[Systems] a.sl.o progress
David Farning
dfarning at sugarlabs.org
Thu Nov 12 03:35:39 EST 2009
On Wed, Nov 11, 2009 at 11:51 AM, Bernie Innocenti <bernie at codewiz.org> wrote:
> El Wed, 11-11-2009 a las 01:58 -0600, David Farning escribió:
>> 1. Individually tune the components. Because of the numerous systems
>> interacting on sunjammer I have been having trouble determining the
>> meaning of benchmarks.
>
> There will still be the same amount of interaction if we split the
> components to many virtual machines sharing resources on the same host.
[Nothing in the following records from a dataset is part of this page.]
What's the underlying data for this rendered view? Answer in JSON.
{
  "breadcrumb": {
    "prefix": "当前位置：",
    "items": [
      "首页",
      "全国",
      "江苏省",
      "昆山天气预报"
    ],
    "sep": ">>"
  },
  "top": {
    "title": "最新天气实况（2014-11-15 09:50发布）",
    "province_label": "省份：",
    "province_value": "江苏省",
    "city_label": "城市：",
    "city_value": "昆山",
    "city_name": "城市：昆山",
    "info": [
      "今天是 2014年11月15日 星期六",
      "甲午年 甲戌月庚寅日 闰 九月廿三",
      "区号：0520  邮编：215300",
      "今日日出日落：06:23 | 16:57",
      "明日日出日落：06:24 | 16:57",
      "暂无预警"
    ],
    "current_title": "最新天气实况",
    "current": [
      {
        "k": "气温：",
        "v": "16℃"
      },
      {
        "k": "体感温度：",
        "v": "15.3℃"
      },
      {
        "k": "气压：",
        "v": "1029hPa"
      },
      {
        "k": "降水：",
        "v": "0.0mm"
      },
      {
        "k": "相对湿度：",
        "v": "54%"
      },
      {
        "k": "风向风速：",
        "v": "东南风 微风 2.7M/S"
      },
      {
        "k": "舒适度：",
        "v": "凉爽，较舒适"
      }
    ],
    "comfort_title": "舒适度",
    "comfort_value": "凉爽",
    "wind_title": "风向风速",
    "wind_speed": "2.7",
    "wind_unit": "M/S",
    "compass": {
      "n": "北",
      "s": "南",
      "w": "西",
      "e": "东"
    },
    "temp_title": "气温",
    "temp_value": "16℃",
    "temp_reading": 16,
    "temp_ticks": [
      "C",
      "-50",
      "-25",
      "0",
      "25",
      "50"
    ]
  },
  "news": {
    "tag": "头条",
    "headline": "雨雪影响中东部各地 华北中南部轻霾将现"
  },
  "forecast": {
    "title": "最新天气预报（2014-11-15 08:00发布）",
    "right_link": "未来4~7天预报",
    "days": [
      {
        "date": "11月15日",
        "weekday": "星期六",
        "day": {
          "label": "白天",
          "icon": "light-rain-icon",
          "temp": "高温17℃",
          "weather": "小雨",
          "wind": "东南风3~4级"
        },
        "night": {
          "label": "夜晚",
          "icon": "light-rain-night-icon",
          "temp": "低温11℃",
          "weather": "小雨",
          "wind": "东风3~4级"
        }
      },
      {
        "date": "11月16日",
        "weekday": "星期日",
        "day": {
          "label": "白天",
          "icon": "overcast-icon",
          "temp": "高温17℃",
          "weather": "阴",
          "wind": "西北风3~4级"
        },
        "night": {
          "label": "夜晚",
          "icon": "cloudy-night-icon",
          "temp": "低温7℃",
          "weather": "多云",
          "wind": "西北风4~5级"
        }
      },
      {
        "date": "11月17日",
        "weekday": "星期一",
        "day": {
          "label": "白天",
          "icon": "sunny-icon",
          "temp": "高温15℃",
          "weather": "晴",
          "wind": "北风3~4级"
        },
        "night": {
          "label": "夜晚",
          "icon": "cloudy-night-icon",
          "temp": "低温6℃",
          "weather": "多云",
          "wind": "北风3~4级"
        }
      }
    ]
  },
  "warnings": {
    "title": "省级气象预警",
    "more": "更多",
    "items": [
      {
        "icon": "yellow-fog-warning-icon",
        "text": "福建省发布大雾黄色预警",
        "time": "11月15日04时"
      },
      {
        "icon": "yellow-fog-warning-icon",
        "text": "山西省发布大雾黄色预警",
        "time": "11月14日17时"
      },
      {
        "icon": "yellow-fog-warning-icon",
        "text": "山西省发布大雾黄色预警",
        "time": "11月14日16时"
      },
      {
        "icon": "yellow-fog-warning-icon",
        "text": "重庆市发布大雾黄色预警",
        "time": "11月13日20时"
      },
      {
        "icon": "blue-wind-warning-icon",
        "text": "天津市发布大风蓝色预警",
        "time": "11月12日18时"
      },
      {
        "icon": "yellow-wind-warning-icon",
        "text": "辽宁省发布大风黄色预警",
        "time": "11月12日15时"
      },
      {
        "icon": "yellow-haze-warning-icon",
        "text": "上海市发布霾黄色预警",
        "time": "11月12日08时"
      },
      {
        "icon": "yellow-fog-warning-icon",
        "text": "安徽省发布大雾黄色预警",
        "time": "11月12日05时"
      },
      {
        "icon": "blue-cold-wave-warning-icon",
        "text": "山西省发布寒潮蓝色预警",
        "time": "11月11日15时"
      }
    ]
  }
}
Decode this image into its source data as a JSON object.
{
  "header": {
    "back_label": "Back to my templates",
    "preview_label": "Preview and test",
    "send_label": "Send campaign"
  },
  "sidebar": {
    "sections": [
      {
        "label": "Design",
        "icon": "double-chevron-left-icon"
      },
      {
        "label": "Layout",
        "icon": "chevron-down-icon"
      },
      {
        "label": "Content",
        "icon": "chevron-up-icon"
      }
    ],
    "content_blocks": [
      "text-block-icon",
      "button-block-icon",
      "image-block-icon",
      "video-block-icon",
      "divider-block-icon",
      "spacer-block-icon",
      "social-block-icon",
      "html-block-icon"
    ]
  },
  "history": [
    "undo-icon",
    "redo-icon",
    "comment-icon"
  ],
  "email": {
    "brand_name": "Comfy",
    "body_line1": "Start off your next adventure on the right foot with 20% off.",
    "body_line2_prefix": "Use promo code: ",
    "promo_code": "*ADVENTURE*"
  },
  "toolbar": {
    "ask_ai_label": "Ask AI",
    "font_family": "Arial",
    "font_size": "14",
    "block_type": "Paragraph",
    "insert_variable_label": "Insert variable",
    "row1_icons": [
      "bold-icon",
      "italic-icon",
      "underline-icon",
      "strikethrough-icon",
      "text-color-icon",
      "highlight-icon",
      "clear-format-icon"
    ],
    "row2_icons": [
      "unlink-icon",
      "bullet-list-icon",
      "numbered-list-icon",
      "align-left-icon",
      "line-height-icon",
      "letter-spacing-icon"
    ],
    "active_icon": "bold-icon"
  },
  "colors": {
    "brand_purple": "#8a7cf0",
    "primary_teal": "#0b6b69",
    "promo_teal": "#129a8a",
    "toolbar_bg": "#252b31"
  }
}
> It may actually become a little harder to analyze.
>
> On top of this, components that are tightly coupled, such as the
> database, the application server and the proxy will suffer a big
> performance hit if the communication has to happen over TCP/IP sockets.
> Virtual machines are known to pay a high overhead for networking.
>
> Let's measure, but I'm worried that the overhead we're adding might
> surpass the benefits of doubling the amount of resources.
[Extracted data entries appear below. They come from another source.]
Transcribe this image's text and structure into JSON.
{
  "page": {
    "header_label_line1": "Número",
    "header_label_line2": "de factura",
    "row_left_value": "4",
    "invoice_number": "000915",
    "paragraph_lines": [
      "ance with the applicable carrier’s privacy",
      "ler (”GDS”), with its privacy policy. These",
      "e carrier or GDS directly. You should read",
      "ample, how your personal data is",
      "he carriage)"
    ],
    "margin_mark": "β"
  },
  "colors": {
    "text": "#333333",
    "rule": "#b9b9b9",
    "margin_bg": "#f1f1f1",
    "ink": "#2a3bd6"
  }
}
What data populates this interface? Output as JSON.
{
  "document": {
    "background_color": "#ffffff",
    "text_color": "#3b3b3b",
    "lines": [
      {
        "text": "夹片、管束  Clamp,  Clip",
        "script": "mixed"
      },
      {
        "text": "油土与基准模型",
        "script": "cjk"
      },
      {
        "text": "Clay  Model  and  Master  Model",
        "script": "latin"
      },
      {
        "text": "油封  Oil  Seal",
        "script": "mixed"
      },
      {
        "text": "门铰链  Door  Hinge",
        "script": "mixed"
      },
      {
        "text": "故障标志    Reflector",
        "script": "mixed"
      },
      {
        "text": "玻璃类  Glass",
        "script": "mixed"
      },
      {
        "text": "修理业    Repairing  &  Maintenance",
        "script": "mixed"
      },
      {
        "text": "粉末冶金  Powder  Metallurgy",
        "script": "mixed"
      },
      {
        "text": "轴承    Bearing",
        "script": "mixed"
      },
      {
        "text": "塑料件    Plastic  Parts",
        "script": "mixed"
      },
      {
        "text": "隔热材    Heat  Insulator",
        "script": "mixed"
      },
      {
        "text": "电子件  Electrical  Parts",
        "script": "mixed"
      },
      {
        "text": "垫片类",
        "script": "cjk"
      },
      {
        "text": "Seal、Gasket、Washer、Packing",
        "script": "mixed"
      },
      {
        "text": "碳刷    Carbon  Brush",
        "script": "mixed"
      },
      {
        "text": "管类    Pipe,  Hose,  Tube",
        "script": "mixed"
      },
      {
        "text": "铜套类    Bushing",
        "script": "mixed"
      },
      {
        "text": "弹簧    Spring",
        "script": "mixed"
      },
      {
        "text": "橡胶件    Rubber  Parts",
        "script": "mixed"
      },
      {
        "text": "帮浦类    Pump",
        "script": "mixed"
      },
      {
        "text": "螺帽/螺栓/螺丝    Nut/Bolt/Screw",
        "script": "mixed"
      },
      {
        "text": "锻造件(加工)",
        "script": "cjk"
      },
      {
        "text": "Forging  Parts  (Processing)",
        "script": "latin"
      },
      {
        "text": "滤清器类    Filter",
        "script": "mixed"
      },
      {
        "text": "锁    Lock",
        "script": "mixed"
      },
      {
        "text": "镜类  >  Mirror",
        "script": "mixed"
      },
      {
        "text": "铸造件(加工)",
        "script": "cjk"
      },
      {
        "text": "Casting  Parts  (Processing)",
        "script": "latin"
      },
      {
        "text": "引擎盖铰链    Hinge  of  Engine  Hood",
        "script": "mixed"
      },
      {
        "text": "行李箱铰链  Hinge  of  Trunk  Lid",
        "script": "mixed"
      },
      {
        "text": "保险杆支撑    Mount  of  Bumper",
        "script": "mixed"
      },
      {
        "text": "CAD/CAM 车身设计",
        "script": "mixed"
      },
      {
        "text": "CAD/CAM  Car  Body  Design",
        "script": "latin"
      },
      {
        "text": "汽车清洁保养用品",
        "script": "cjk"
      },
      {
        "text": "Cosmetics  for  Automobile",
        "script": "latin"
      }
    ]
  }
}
+1 This is going to be a iterative process of learning what and how to
measure.
>> 2. We will be able to move the vms onto seperate physical machines as necessary.
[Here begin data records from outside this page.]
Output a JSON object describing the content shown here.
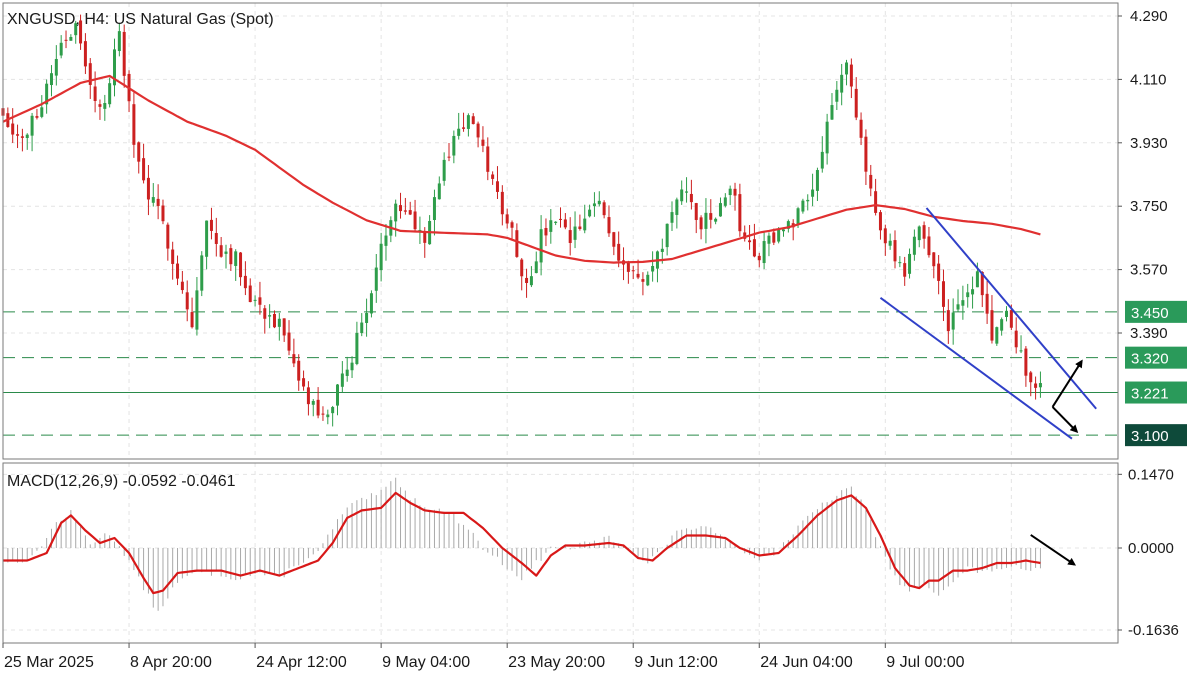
{
  "chart_data": [
    {
      "type": "candlestick",
      "title": "XNGUSD, H4:  US Natural Gas (Spot)",
      "y_ticks": [
        "4.290",
        "4.110",
        "3.930",
        "3.750",
        "3.570",
        "3.390"
      ],
      "ylim": [
        3.085,
        4.305
      ],
      "x_ticks": [
        "25 Mar 2025",
        "8 Apr 20:00",
        "24 Apr 12:00",
        "9 May 04:00",
        "23 May 20:00",
        "9 Jun 12:00",
        "24 Jun 04:00",
        "9 Jul 00:00"
      ],
      "grid": true,
      "colors": {
        "up": "#2e9d4a",
        "down": "#cc2020",
        "ma": "#e03030",
        "trendline": "#3040c8",
        "level": "#2a8a4a",
        "arrow": "#000000"
      },
      "price_series": {
        "name": "XNGUSD",
        "points": [
          [
            0,
            4.02
          ],
          [
            4,
            3.93
          ],
          [
            8,
            4.05
          ],
          [
            12,
            4.22
          ],
          [
            15,
            4.26
          ],
          [
            18,
            4.08
          ],
          [
            21,
            4.03
          ],
          [
            24,
            4.25
          ],
          [
            27,
            3.92
          ],
          [
            30,
            3.78
          ],
          [
            33,
            3.7
          ],
          [
            36,
            3.56
          ],
          [
            39,
            3.41
          ],
          [
            42,
            3.7
          ],
          [
            45,
            3.63
          ],
          [
            48,
            3.6
          ],
          [
            51,
            3.5
          ],
          [
            54,
            3.45
          ],
          [
            57,
            3.41
          ],
          [
            60,
            3.28
          ],
          [
            63,
            3.2
          ],
          [
            66,
            3.14
          ],
          [
            69,
            3.22
          ],
          [
            72,
            3.33
          ],
          [
            75,
            3.46
          ],
          [
            78,
            3.62
          ],
          [
            81,
            3.78
          ],
          [
            84,
            3.72
          ],
          [
            87,
            3.67
          ],
          [
            90,
            3.82
          ],
          [
            93,
            3.95
          ],
          [
            96,
            4.0
          ],
          [
            99,
            3.9
          ],
          [
            102,
            3.78
          ],
          [
            105,
            3.68
          ],
          [
            108,
            3.52
          ],
          [
            111,
            3.66
          ],
          [
            114,
            3.71
          ],
          [
            117,
            3.65
          ],
          [
            120,
            3.71
          ],
          [
            123,
            3.77
          ],
          [
            126,
            3.64
          ],
          [
            129,
            3.57
          ],
          [
            132,
            3.53
          ],
          [
            135,
            3.6
          ],
          [
            138,
            3.74
          ],
          [
            141,
            3.79
          ],
          [
            144,
            3.7
          ],
          [
            147,
            3.72
          ],
          [
            150,
            3.81
          ],
          [
            153,
            3.65
          ],
          [
            156,
            3.61
          ],
          [
            159,
            3.67
          ],
          [
            162,
            3.69
          ],
          [
            165,
            3.76
          ],
          [
            168,
            3.85
          ],
          [
            171,
            4.06
          ],
          [
            174,
            4.14
          ],
          [
            177,
            3.92
          ],
          [
            180,
            3.74
          ],
          [
            183,
            3.63
          ],
          [
            186,
            3.54
          ],
          [
            189,
            3.7
          ],
          [
            192,
            3.58
          ],
          [
            195,
            3.42
          ],
          [
            198,
            3.47
          ],
          [
            201,
            3.55
          ],
          [
            204,
            3.38
          ],
          [
            207,
            3.44
          ],
          [
            210,
            3.32
          ],
          [
            213,
            3.24
          ],
          [
            214,
            3.23
          ]
        ]
      },
      "ma_series": {
        "name": "MA",
        "points": [
          [
            0,
            3.99
          ],
          [
            8,
            4.04
          ],
          [
            16,
            4.1
          ],
          [
            22,
            4.12
          ],
          [
            30,
            4.05
          ],
          [
            38,
            3.99
          ],
          [
            46,
            3.95
          ],
          [
            52,
            3.91
          ],
          [
            56,
            3.87
          ],
          [
            62,
            3.81
          ],
          [
            68,
            3.76
          ],
          [
            75,
            3.71
          ],
          [
            82,
            3.68
          ],
          [
            90,
            3.675
          ],
          [
            100,
            3.67
          ],
          [
            104,
            3.66
          ],
          [
            108,
            3.64
          ],
          [
            114,
            3.61
          ],
          [
            120,
            3.595
          ],
          [
            126,
            3.59
          ],
          [
            132,
            3.592
          ],
          [
            138,
            3.6
          ],
          [
            144,
            3.625
          ],
          [
            150,
            3.65
          ],
          [
            156,
            3.675
          ],
          [
            162,
            3.69
          ],
          [
            168,
            3.715
          ],
          [
            174,
            3.74
          ],
          [
            180,
            3.753
          ],
          [
            186,
            3.742
          ],
          [
            192,
            3.72
          ],
          [
            198,
            3.708
          ],
          [
            204,
            3.7
          ],
          [
            210,
            3.685
          ],
          [
            214,
            3.67
          ]
        ]
      },
      "levels": [
        {
          "value": 3.45,
          "label": "3.450",
          "style": "dashed"
        },
        {
          "value": 3.32,
          "label": "3.320",
          "style": "dashed"
        },
        {
          "value": 3.221,
          "label": "3.221",
          "style": "solid",
          "current": true
        },
        {
          "value": 3.1,
          "label": "3.100",
          "style": "dashed"
        }
      ],
      "channel_lines": [
        [
          [
            190.5,
            3.745
          ],
          [
            225.5,
            3.175
          ]
        ],
        [
          [
            181,
            3.49
          ],
          [
            220.5,
            3.09
          ]
        ]
      ],
      "arrows": [
        [
          [
            216.5,
            3.18
          ],
          [
            222.5,
            3.31
          ]
        ],
        [
          [
            216.5,
            3.18
          ],
          [
            221.5,
            3.11
          ]
        ]
      ]
    },
    {
      "type": "macd",
      "title": "MACD(12,26,9) -0.0592 -0.0461",
      "y_ticks": [
        "0.1470",
        "0.0000",
        "-0.1636"
      ],
      "ylim": [
        -0.1636,
        0.147
      ],
      "grid": true,
      "colors": {
        "histogram": "#a8a8a8",
        "signal": "#d81818",
        "arrow": "#000000"
      },
      "histogram": [
        [
          0,
          -0.03
        ],
        [
          6,
          -0.02
        ],
        [
          11,
          0.05
        ],
        [
          14,
          0.07
        ],
        [
          18,
          0.01
        ],
        [
          22,
          0.03
        ],
        [
          25,
          -0.01
        ],
        [
          29,
          -0.08
        ],
        [
          32,
          -0.13
        ],
        [
          35,
          -0.08
        ],
        [
          39,
          -0.05
        ],
        [
          44,
          -0.05
        ],
        [
          48,
          -0.06
        ],
        [
          53,
          -0.05
        ],
        [
          57,
          -0.06
        ],
        [
          61,
          -0.03
        ],
        [
          65,
          -0.01
        ],
        [
          68,
          0.04
        ],
        [
          71,
          0.08
        ],
        [
          75,
          0.1
        ],
        [
          78,
          0.11
        ],
        [
          81,
          0.14
        ],
        [
          84,
          0.1
        ],
        [
          88,
          0.08
        ],
        [
          92,
          0.07
        ],
        [
          96,
          0.04
        ],
        [
          99,
          0.0
        ],
        [
          103,
          -0.03
        ],
        [
          107,
          -0.06
        ],
        [
          110,
          -0.03
        ],
        [
          113,
          0.0
        ],
        [
          117,
          0.0
        ],
        [
          121,
          0.01
        ],
        [
          125,
          0.02
        ],
        [
          129,
          0.0
        ],
        [
          133,
          -0.03
        ],
        [
          137,
          0.01
        ],
        [
          140,
          0.04
        ],
        [
          144,
          0.04
        ],
        [
          148,
          0.03
        ],
        [
          152,
          0.0
        ],
        [
          156,
          -0.02
        ],
        [
          159,
          -0.01
        ],
        [
          163,
          0.03
        ],
        [
          167,
          0.07
        ],
        [
          171,
          0.1
        ],
        [
          175,
          0.12
        ],
        [
          178,
          0.08
        ],
        [
          181,
          0.0
        ],
        [
          184,
          -0.06
        ],
        [
          187,
          -0.09
        ],
        [
          190,
          -0.07
        ],
        [
          193,
          -0.09
        ],
        [
          196,
          -0.07
        ],
        [
          199,
          -0.04
        ],
        [
          202,
          -0.05
        ],
        [
          205,
          -0.04
        ],
        [
          209,
          -0.04
        ],
        [
          212,
          -0.05
        ],
        [
          214,
          -0.04
        ]
      ],
      "signal": [
        [
          0,
          -0.025
        ],
        [
          5,
          -0.025
        ],
        [
          9,
          -0.01
        ],
        [
          12,
          0.05
        ],
        [
          14,
          0.065
        ],
        [
          17,
          0.035
        ],
        [
          20,
          0.01
        ],
        [
          23,
          0.02
        ],
        [
          26,
          -0.01
        ],
        [
          29,
          -0.06
        ],
        [
          31,
          -0.09
        ],
        [
          33,
          -0.085
        ],
        [
          36,
          -0.05
        ],
        [
          40,
          -0.045
        ],
        [
          45,
          -0.045
        ],
        [
          49,
          -0.055
        ],
        [
          53,
          -0.045
        ],
        [
          57,
          -0.055
        ],
        [
          61,
          -0.04
        ],
        [
          65,
          -0.025
        ],
        [
          68,
          0.01
        ],
        [
          71,
          0.06
        ],
        [
          74,
          0.075
        ],
        [
          78,
          0.08
        ],
        [
          81,
          0.11
        ],
        [
          84,
          0.09
        ],
        [
          87,
          0.075
        ],
        [
          91,
          0.07
        ],
        [
          95,
          0.07
        ],
        [
          99,
          0.04
        ],
        [
          103,
          0.0
        ],
        [
          107,
          -0.03
        ],
        [
          110,
          -0.055
        ],
        [
          113,
          -0.015
        ],
        [
          116,
          0.005
        ],
        [
          120,
          0.005
        ],
        [
          125,
          0.01
        ],
        [
          128,
          0.005
        ],
        [
          131,
          -0.02
        ],
        [
          134,
          -0.025
        ],
        [
          137,
          0.0
        ],
        [
          141,
          0.025
        ],
        [
          145,
          0.025
        ],
        [
          149,
          0.02
        ],
        [
          152,
          0.0
        ],
        [
          156,
          -0.015
        ],
        [
          160,
          -0.01
        ],
        [
          164,
          0.025
        ],
        [
          168,
          0.065
        ],
        [
          172,
          0.095
        ],
        [
          175,
          0.105
        ],
        [
          178,
          0.08
        ],
        [
          181,
          0.025
        ],
        [
          184,
          -0.04
        ],
        [
          187,
          -0.075
        ],
        [
          189,
          -0.08
        ],
        [
          191,
          -0.065
        ],
        [
          193,
          -0.065
        ],
        [
          196,
          -0.045
        ],
        [
          199,
          -0.045
        ],
        [
          202,
          -0.04
        ],
        [
          205,
          -0.03
        ],
        [
          208,
          -0.03
        ],
        [
          211,
          -0.025
        ],
        [
          214,
          -0.03
        ]
      ],
      "arrows": [
        [
          [
            212,
            0.026
          ],
          [
            221,
            -0.033
          ]
        ]
      ]
    }
  ]
}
>> 3. There is no direct interaction between the aslo cluster and
>> sunjammer. Rather than setting up nfs between download.sl.o and
>> sunjammer, I am running rsync every ten minutes. If sunjammer is
>> compromised it will not affect aslo.
>
> Good idea, but how do we get it to work when we have, say, 3 aslo
> frontends running concurrently?
Sorry for the lack of clarity. The various aslo frontends (we have
been calling them also-web) will depend on shared nfs mount point.
The separation I was writing about was between the a.sl.o cluster and
the rest of the infrastructure. If either a.sl.o or sunjammer is
compromised, the intruder can't get into the other system.
> If files are never removed or renamed, it may be possible to setup rsync
> in both directions.
Files are never removed from /activities/files (The internal file tree).
Files can be removed for /downloads/activities . (The public file
tree) If a file is found to be buggy or have questionable licensing
issues we need to be able to remove it from the download tree.
>
>> So far we have a test instance running at
>> http://140.186.70.144/en-US/sugar/ . Below is to do list for the rest
>> of the week:) It looks like it will continue to be a rather
>> iterative process. I hope we can finish setting it up this week.
>> Benchmark and test it next week. And go live the following week.
>
> Good work both of you, and thanks for this nice summary!
aslo-proxy -- http://140.186.70.121 is a working squid reverse proxy.
It is caching all of the static content (css, js, gif, png...) before
calling aslo-web.
aslo-web -- http://140.186.70.123 is a working aslo php server. The
data is a snapshot from activites.sl.o from two days ago.
aslo-db -- http://140.186.70. is a working master database server.
It looks like today will:
1. Work on testing the backup and restore on each machine.
2. Add Munin Monitoring to each machine.
3. Create database slave which replicates from aslo-db. This requires
configuring aslo-web is write to the master and read from the slave.
4. If their is time available I would like to clone aslo-web and set
up aslo-web-loadbalancer.
Just to repeat.... This is architectural design is huge overkill for
our current load levels. But, it will allow us to scale gracefully by
2 to 3 orders of magnitude.
> For benchmarking, I suggest a simple apachebench (ab) on the front page.
For benchmarking I have been using siege. (
http://www.joedog.org/index/siege-home ) I have parsed a subset of
access-all.log from sunjammer and feed them into siege. This gives us
a reasonable representation of the pages users actually access.